As good as their first two albums were, there was always the nagging thought that they sounded like someone else; a bit of High on Fire here, a little Mastodon there. And the relentless riffery bordered on suffocating if you weren’t quite in the mood. Not so with this album. Sure, they have continued with the elements that made the first two albums great, but they have brought in stuff like dynamics, tunes, clean(ish) guitars and – shock, horror – actual singing, to make this album sound utterly epic.
It is with a certain amount of poignancy that they have honed their racket to this point, because speculation has been rife that this could well be the last one. Apart from this being the completion of the trilogy, Nathan Hickey, the drummer, is moving to London. Although the band insist that it doesn’t spell the end, (Hickey said in an interview with Australia’s Beat magazine that “the Beast will never die!”), it is a hell of a lot harder to arrange a practice session when one of the members is on the other side of the globe.

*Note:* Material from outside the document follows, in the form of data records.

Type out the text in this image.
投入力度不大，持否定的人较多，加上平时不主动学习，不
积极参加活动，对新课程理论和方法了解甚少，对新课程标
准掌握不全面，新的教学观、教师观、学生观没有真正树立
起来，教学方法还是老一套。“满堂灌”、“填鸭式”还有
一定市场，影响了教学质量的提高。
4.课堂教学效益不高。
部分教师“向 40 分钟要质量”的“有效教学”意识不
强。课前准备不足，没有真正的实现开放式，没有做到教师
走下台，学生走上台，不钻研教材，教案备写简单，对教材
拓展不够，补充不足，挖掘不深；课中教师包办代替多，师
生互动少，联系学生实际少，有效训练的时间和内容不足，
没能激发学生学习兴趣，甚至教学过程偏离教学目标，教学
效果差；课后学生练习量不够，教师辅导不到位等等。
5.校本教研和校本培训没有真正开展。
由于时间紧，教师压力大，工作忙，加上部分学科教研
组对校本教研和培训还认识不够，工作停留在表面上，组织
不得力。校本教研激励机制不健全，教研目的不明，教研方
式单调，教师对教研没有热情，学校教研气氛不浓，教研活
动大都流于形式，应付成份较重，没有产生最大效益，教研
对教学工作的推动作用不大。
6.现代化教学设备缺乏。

But let’s not wallow in sorrow, let’s enjoy this one while we can. And where better to start than the opener, ‘Call to the Mountain’, a bellowing monolith of a song that has a chorus, which will leave you in danger of wrecking your neck. ‘Devils of Last Night’ follows and its loud-quiet pattern is underpinned by James Woods’ churning bass. The song is made even more brooding by having only bass and drums (and the occasional wail of guitar) accompanying vocalist Matt Hyde in each verse. It also has a few twists, like morphing into a throbbing, angry industrial-sounding noise for the last minute and a half.
It is the end to this song and the beginning to the next, the chilling ‘Some Sell Their Souls’, which recall some other bands from the town Beastwars hail from, Wellington in New Zealand. It has long been a hotbed of noise, and Beastwars‘ explorations beyond the riff recall Bailter Space, who honed their icy drone in the Kiwi capital after moving from Christchurch, and Shihad, whose angular heaviness in their early albums made audiences’ jaws drop.
Anyway, I digress.
‘Witches’ and ‘Disappear’ bring some stone-cold songcraft to the party but make no mistake, just because we now know that Hyde can sing and the rest of the band can lay off the noise a little, it doesn’t make them any less moody – or heavy. In fact when Hyde sings “I hear her say oh trouble, it knows your name” over a quiet yet malevolent backgrround, it sends chills up you.
The big surprise (which won’t be for you, after you read this) is the penultimate track, ‘The Devil Took Her’, which consists of an acoustic guitar, violin and a flute accompanying Hyde singing a morbid Southern porch song. It is no less dark than the rest of the album, but the switch in volume adds new depth to the band. The closing song, the title track, is frankly enormous. But the fact that the vocals and guitar step back in passages enables the song to breathe – like a mammoth’s breaths, but breathing nonetheless.
And it is at the end of this song when the album’s only flaw comes to light: it’s too darn short. You’re left wanting more of what may lurk down this new avenue that Beastwars have taken us.
We’ll just have to hope that this isn’t the last we hear from them.